VOOR MONTAGE
Voordat u de kookplaat installeert, dient u de
onderstaande informatie van het typeplaatje te
noteren. Het typeplaatje bevindt zich onderop de
kookplaat.
Model .......................................
Productnummer
(PNC) ........................................
Serienummer ...........................
GASAANSLUITING
WAARSCHUWING! De volgende
instructies over de installatie en het
onderhoud moeten opgevolgd worden
door vakkundig personeel in
overeenstemming met de geldende
voorschriften.
Kies vaste aansluitingen of gebruik een flexibele
leiding van roestvrij staal, in overeenstemming met
de voorschriften die van kracht zijn. Als u flexibele
metalen leidingen gebruikt, moet u opletten dat
deze niet in aanraking komen met bewegende
onderdelen, of dat ze niet vastgeklemd worden.
Wees ook voorzichtig wanneer de kookplaat wordt
samengebracht met een oven.
De verbinding moet worden aangelegd in
overeenstemming met NEN 1078.
Controleer of de gastoevoerdruk van
het apparaat voldoet aan de
aanbevolen waarden. De verstelbare
aansluiting wordt op de
uitbreidingsbrug bevestigd met behulp
van een schroefdraadmoer R 1/2"
(NEN 3258). Schroef de onderdelen
vast zonder kracht, stel de verbinding
in de nodige richting af en draai alles
vast.
A
B C
A. Uiteinde van as met moer
B. Ring meegeleverd met het apparaat
C. Elleboog meegeleverd met het apparaat
Vloeibaar gas
Gebruik de rubberen pijphouder voor vloeibaar gas.
Koppel altijd de pakking vast. Ga vervolgens door
met de gasaansluiting.
De flexibele leiding is klaar voor gebruik als de
leiding:
•
niet warmer wordt dan kamertemperatuur,
warmer dan 30°C;
•
niet langer is dan 1.500 mm;
•
geen knikken vertoont;
•
niet onderworpen is aan tractie of torsie;
•
niet in aanraking komt met scherpe randen of
hoeken;
•
gemakkelijk onderzocht kan worden om de
toestand ervan te controleren.
De controle van de staat van de flexibele leiding
bestaat erin te controleren of:
•
de leiding geen barsten, sneden, vlekken of
brandsporen vertoont op de twee uiteinden en
over de volledige lengte;
•
het materiaal niet gehard is, maar de juiste
elasticiteit vertoont
•
de bevestigingsklemmen niet verroest zijn
•
de vervaldatum niet is verstreken.
Als er één of meerdere defecten waarneembaar
zijn, mag de leiding niet worden gerepareerd, maar
moet deze worden vervangen.
WAARSCHUWING! Controleer
wanneer de installatie is voltooid of
alle leidingfittingen goed zijn afgedicht.

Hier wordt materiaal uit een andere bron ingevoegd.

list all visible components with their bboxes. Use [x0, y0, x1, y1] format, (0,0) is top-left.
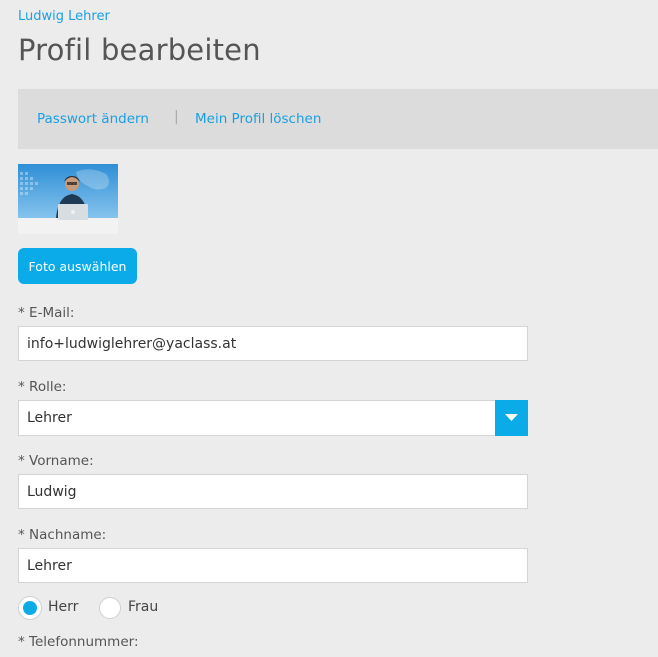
- delete-profile-link[interactable]: Mein Profil löschen: [195, 111, 321, 127]
- role-label: * Rolle:: [18, 379, 67, 395]
- chevron-down-icon: [505, 414, 518, 421]
- choose-photo-button[interactable]: Foto auswählen: [18, 248, 137, 284]
- role-select[interactable]: Lehrer: [18, 400, 528, 436]
- breadcrumb[interactable]: Ludwig Lehrer: [18, 9, 110, 24]
- page-title: Profil bearbeiten: [18, 33, 261, 67]
- lastname-field[interactable]: [18, 548, 528, 583]
- role-select-value[interactable]: Lehrer: [18, 400, 496, 436]
- role-dropdown-button[interactable]: [495, 400, 528, 436]
- email-label: * E-Mail:: [18, 305, 75, 321]
- firstname-label: * Vorname:: [18, 453, 94, 469]
- profile-photo: [18, 164, 118, 234]
- lastname-label: * Nachname:: [18, 527, 107, 543]
- gender-radio-frau[interactable]: [99, 597, 121, 619]
- phone-label: * Telefonnummer:: [18, 634, 139, 650]
- gender-radio-herr[interactable]: [19, 597, 41, 619]
- change-password-link[interactable]: Passwort ändern: [37, 111, 149, 127]
- gender-label-herr: Herr: [48, 599, 79, 615]
- email-field[interactable]: [18, 326, 528, 361]
- gender-label-frau: Frau: [128, 599, 159, 615]
- firstname-field[interactable]: [18, 474, 528, 509]
- profile-actions-bar: Passwort ändern | Mein Profil löschen: [18, 89, 658, 149]
- actions-separator: |: [174, 109, 179, 125]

Gebruik een zeepoplossing, geen
vlam!
VERVANGING VAN GASINSPUITERS
1. Verwijder de pannendrager.
2. Verwijder de branderkappen en -kronen.
3. Verwijder met een dopsleutel 7 de
hoofdsproeiers, en vervang ze door de
sproeiers die vereist zijn voor het type gas dat u
gebruikt (zie de tabel in het hoofdstuk
'Technische gegevens').
4. Zet de onderdelen in omgekeerde volgorde
terug.
5. Vervang het typeplaatje (naast de
gastoevoerleiding) door het plaatje voor het
nieuwe type gastoevoer. U kunt het plaatje
vinden in het zakje dat bij het apparaat geleverd
is.
Als de toevoergasdruk aanpasbaar is of verschilt
van de vereiste druk, moet u een geschikte
drukregelaar op de gastoevoerleiding monteren.